Like a cow being killed without remorse or feelings, Kelechi was cut opened by her own security man and his friends. Her foetus was yanked out of her belly, her daughters ganged raped by these northerners who had gathered hatred for us- the people of our identity.
People would say it was the jealousy for the prospering Christian Ibo people, especially, which led to the bloody violence by the northerners. It was more of a political and economic tension between the east and the north. The coup d’état by some eastern military offices and its counter coup d’état executed by the northerners which had taken place in the past one year had spoilt the taste ofan already soured soup. In multitudes we were slaughtered, eyes were plucked off, arms chopped, human beings clothed in kerosene and painted with the flames of fire turning us into ashes, girls were raped and given to gangs of lepers to be raped as well. We, the easterners, had become nothing but human sacrifices pleasing the anger of the others. We were no longer welcomed as Nigerians; in fact Nigeria had become an enemy to us, it was no longer a safe haven… and so we the survivors journeyed to our new home, the land of the rising sun –Biafra.

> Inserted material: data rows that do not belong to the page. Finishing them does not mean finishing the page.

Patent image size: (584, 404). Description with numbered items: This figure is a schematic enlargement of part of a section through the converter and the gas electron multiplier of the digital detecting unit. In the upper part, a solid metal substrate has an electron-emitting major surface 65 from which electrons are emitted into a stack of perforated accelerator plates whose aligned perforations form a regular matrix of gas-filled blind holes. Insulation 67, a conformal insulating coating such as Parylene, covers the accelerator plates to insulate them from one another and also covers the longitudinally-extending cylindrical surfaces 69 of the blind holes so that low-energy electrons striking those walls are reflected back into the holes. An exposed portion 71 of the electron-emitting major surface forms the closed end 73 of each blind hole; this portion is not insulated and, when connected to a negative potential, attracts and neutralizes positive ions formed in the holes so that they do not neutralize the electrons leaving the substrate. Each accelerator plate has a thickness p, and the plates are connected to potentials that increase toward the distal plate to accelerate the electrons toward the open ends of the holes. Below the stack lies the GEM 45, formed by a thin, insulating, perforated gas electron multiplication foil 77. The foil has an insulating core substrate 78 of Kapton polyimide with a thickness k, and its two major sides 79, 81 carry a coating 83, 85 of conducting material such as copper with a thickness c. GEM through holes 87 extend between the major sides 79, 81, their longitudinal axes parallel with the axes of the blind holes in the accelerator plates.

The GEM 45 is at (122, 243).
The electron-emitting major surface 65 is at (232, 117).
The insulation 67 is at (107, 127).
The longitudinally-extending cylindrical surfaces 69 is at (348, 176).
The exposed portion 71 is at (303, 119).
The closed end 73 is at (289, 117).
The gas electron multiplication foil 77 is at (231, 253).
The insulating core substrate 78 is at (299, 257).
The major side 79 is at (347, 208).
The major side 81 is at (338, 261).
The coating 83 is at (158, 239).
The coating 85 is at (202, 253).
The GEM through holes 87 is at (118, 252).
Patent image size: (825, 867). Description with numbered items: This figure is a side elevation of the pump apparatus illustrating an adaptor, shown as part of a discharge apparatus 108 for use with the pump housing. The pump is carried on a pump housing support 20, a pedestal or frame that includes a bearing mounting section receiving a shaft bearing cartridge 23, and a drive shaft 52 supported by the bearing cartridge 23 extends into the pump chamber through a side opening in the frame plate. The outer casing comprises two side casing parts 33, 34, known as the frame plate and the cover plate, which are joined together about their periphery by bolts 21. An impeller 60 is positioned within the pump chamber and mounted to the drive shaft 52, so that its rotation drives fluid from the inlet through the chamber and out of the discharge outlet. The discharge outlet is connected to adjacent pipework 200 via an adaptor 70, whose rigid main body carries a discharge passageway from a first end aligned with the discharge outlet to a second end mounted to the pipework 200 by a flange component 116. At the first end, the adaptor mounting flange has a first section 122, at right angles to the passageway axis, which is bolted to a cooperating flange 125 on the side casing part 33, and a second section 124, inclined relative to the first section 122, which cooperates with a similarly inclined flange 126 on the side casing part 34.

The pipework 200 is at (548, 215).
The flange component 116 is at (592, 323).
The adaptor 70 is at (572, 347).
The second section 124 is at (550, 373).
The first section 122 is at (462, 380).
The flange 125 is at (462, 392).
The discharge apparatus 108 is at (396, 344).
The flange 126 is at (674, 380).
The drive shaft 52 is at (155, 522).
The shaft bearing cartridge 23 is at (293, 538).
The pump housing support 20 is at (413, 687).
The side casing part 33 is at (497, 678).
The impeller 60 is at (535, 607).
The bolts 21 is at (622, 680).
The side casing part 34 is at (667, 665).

‘I’ll be back for you’, he finally said in a calm voice, ‘Uju, you’ve always been a strong woman, you’ve always believed that we will conquer, you’ve always said that in our home we will find happiness, but this won’t be so if we, as men, don’t stand to fight for our land. Please let me go, let me fight for us, for the likes of Kelechi and others who were brutally murdered. Please’.
That ended the discussion for the night and in the morning Udoh hugged me as he sang the words of the Biafra anthem ‘but if the price is death for all we hold dear, then let us die without a shred of fear’.
Days passed, and months went, each day had taught me to enjoy the taste of thin air and water as food. Children were starving kwashiorkor became their playmate, mothers were weeping. Our ‘great currency’ could do nothing for us. People had turned to unlucky lizards, which couldn’t flee so fast, and used them as meat. We became walking corpses, endowed with rib cages fighting to run from our inside as they clearly displayed they’re shape. But we still called ourselves Biafrans till the war had been called off.
On the 15th of January 1970, I waited for Udoh to return as he promised; night after night I had heard his voice in the cold, invisible air singing the Biafra anthem. He never came home, neither did his body. Udoh was gone, just like that burning candle, just like the red black and green flag with a golden rising sun and a golden bar below it, just like his favourite song ‘the land of the rising sun’, Udoh was gone. After all these years I still hear him sing that song and I smile…for even though we had lost the war, we had kept our pride. The land of the rising sun, as we knew it, had somewhat become a safe haven.